Scales would paint multiple paintings of a subject or scene, taken from different angles, and exploring different compositions and palettes. For example, she painted a series of works about a plum orchard in Bry-sur-Marne in France, between 1969 and 1970. Though they were painted in the same location, and there are some shared motifs (a V form recurs), these paintings are very different from each other, and demonstrate Scales's varied visual vocabulary and continued experimentation with form, colour, and light.

==Influence==
On her return to New Zealand in 1934 Scales met artist Toss Woollaston in Nelson, and allowed him to study her notes from Hofmann's training. Woollaston later cited the importance of this encounter on the development of his painting in his autobiographical text The far-away hills : a meditation on New Zealand landscape (1960). In a short article about Scales's return to Aotearoa New Zealand, Neil Rowe wrote in the first edition of Art New Zealand, in 1976:

In viewing a representative body of her work (forty- three paintings from 1939 to 1970) we can see the stylistic influence Miss Scales, and indirectly Hans Hoffman, had on the young Woollaston, and ultimately on his mature style. Hans Hoffman has been a seminal influence in post-war American art, and on the New York school and Jackson Pollock in particular. That his theories and techniques radically influenced one of our own important painters is entirely due to Flora Scales.
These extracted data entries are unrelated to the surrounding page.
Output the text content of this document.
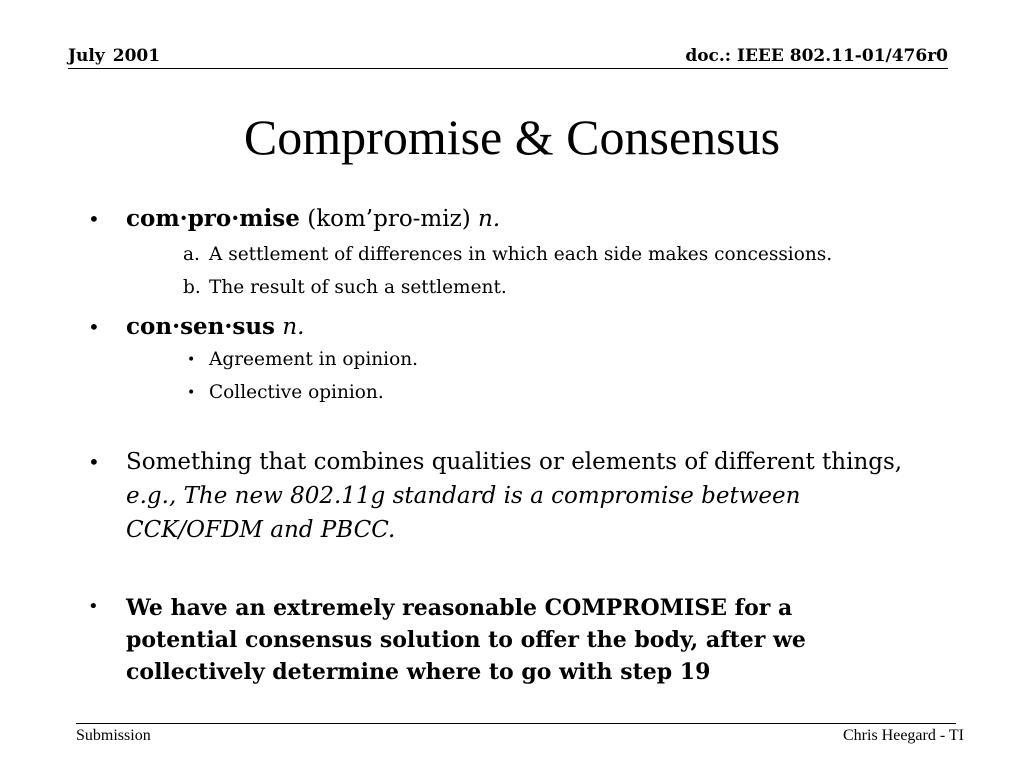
July 2001	doc.: IEEE 802.11-01/476r0
Compromise & Consensus
• com·pro·mise (kom’pro-miz) n.
a. A settlement of differences in which each side makes concessions.
b. The result of such a settlement.
• con·sen·sus n.
• Agreement in opinion.
• Collective opinion.
• Something that combines qualities or elements of different things, e.g., The new 802.11g standard is a compromise between CCK/OFDM and PBCC.
• We have an extremely reasonable COMPROMISE for a potential consensus solution to offer the body, after we collectively determine where to go with step 19
Submission	Chris Heegard - TI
Rowe's article is representative of the nature of critical discourse of the time, which frequently failed to address or give credit to female artists. In Rowe's article, for example, the only importance that Scales is conferred is because of her transference of information from one male artist to another. No mention is given to her work in its own right.

Scales' life and painting has inspired contemporary New Zealand artist Ruth Buchanan. Buchanan showed a work based on her research into Scales at City Gallery Wellington in 2011–12.

==Collections==
Works by Scales are held in the permanent collections of the Alexander Turnbull Library, Auckland Art Gallery Toi o Tāmaki, Christchurch Art Gallery, The Dowse Art Museum and the Museum of New Zealand Te Papa Tongarewa. A catalogue raisonné is available online.